HL Deb 24 April 1968 vol 291 c626

2.42 p.m.

LORD BROCKWAY

My Lords, I beg leave to ask the second Question which stands in my name on the Order Paper.

[The Question was as follows:

To ask Her Majesty's Government whether the Inter-Departmental Committee of the Ministry of Defence has reached a decision on the recommendations of the Latey Committee that juveniles in the armed forces should have the right of release within three months after their eighteenth birthday.]

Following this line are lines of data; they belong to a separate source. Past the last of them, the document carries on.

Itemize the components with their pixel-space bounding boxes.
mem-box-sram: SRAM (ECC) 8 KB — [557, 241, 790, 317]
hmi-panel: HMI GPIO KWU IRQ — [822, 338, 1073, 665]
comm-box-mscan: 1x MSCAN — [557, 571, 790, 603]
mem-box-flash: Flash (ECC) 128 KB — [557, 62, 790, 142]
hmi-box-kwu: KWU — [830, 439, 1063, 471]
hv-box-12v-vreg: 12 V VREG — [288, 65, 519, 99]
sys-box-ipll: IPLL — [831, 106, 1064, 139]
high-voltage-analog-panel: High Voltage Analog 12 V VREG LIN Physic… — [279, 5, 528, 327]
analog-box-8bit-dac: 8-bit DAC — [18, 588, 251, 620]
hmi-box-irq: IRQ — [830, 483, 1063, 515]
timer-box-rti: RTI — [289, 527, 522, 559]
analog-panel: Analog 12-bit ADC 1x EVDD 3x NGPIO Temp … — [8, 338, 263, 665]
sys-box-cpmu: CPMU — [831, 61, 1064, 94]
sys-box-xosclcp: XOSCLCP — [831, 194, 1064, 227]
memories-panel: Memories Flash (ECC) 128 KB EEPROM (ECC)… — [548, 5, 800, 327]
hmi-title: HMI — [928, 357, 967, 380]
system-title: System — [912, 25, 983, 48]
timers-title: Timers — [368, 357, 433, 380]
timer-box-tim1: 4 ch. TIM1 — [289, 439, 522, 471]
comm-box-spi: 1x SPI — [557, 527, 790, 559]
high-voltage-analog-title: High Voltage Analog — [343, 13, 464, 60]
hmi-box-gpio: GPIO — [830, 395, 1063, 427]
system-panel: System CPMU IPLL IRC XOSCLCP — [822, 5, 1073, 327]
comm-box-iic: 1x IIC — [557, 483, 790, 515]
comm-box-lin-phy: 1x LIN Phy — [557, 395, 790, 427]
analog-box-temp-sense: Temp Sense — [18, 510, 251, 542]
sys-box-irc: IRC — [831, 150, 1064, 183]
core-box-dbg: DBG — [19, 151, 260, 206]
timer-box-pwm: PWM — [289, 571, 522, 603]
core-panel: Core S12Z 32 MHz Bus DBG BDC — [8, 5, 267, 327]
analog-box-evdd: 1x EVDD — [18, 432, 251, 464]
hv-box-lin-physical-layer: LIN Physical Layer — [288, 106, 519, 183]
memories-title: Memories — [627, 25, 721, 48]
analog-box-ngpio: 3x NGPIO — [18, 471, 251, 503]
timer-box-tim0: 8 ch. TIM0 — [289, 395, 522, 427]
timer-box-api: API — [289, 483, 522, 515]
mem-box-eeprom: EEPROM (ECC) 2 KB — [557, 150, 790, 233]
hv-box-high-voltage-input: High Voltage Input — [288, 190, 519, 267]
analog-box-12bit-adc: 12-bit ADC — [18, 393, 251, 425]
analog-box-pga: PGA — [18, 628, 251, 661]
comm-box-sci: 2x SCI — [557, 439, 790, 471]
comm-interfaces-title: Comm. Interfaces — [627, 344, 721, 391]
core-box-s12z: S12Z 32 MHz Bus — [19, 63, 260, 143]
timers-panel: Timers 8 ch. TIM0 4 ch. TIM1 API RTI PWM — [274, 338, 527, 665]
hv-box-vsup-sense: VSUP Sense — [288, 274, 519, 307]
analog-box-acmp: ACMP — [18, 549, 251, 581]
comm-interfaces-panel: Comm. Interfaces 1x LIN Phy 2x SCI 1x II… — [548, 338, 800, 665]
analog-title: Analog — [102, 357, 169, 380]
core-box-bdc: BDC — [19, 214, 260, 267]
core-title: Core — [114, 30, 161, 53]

THE PAYMASTER GENERAL (LORD SHACKLETON)

My Lads, the studies on this difficult and complex problem are not yet sufficiently advanced to allow a decision to be taken.

LORD BROCKWAY

My Lords, is my noble friend aware that it is now exactly a year since an all-Party deputation went to the Minister on this matter, and that we were promised a decision within eight months of the publication of the Latey Report last August? How long is it going to be before the Ministry of Defence comes to a solution on this quite elementary human right of boys of 18 to decide their future?

LORD SHACKLETON

My Lords, we have debated this subject in this House at considerable length, and it is a measure of my noble friend's success in pressing his case that the matter is being examined and re-examined. I should make clear at this stage that it is not just the Ministry of Defence which is examining the subject. The examination is being pressed forward with a sense of urgency, but it is difficult to reconcile opposing requirements and it is important that the work should not be done hastily. The decision which the noble Lord might have got within the eight months might not have been one which he would have liked very much.